Mozilla plans to distribute an update to Firefox's stable channel today that brings the version to Firefox 59.0.1 on the stable channel. Firefox ESR is updated to version 52.7.2.to address the issue as well.

The release comes three days after the release of Firefox 59.0 to the Stable channel.

Update: The release is available and the security advisory page describes the issue as "Out of bounds memory write while processing Vorbis audio data".

While we do know that Firefox 59.0.1 includes security fixes, we don't know the nature of them yet. Mozilla has yet to publish the release notes for Firefox 59.0.1 which will be released here.

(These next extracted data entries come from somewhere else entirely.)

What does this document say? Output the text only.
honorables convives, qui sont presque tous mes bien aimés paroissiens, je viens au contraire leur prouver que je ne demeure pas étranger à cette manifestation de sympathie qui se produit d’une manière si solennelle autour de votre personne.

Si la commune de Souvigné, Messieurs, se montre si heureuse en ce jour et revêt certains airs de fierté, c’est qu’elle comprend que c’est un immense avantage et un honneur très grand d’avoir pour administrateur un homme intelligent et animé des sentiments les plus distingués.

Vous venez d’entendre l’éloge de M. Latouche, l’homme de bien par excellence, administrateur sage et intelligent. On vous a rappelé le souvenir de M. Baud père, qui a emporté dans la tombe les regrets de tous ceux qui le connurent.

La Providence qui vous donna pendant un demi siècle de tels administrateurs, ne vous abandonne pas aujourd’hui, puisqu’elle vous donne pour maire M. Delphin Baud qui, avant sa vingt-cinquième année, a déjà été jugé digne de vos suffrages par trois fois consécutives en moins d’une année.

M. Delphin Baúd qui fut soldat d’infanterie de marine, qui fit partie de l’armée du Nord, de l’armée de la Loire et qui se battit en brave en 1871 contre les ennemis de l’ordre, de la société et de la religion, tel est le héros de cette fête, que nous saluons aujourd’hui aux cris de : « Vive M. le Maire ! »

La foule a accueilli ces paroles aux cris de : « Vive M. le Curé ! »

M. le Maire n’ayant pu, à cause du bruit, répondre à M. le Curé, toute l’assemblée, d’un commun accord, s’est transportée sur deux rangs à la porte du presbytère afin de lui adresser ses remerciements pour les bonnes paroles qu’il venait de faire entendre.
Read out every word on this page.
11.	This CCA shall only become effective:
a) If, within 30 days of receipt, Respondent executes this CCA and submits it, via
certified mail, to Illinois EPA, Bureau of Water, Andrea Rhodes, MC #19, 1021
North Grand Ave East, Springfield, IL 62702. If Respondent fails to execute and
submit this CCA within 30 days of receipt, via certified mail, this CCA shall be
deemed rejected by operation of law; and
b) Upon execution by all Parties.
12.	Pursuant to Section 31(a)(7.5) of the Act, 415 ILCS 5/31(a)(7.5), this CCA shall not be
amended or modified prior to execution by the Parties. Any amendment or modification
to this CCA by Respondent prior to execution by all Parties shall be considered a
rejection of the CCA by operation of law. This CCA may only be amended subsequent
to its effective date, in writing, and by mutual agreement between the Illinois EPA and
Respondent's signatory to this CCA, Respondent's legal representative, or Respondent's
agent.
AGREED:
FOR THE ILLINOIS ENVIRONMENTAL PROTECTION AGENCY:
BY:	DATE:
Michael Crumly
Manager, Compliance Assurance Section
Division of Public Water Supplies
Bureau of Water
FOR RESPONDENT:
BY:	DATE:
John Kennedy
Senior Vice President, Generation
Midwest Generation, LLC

Firefox users need to wait a bit longer before Mozilla releases the update. The browser will pick it up through its automatic updating mechanism if it has not been disabled or modified.

Users can run a check for updates with a click on Menu > Help > About Firefox. Firefox should pick up the new version if it is available to download and install it on the computer system.

The release is already on Mozilla's FTP server; download sites have picked it up already and are distributing it. Firefox users need to know, however, that it happened in the past that last minute issues or changes resulted in the release of another build.

Generally speaking, it is not recommended to install unreleased stable builds from Mozilla's FTP server.

While we don't know yet what the security release fixes, only possible explanation is that it addresses issues discovered during the Pwn2Own 2018 hacking content.

Firefox was targeted by Richard Zhu who managed to take full control over Firefox by using an out-of-bounds write in the browser followed by an Integer overflow in the Windows kernel.

All vulnerabilities used or discovered during the event are passed on to the companies that create or maintain the products.

Mozilla would have to have prior knowledge of the issues used to exploit the browser to release a patch on the same day.



The security advisory page has not been updated yet. The release notes may very well only inform users that security vulnerabilities have been patched.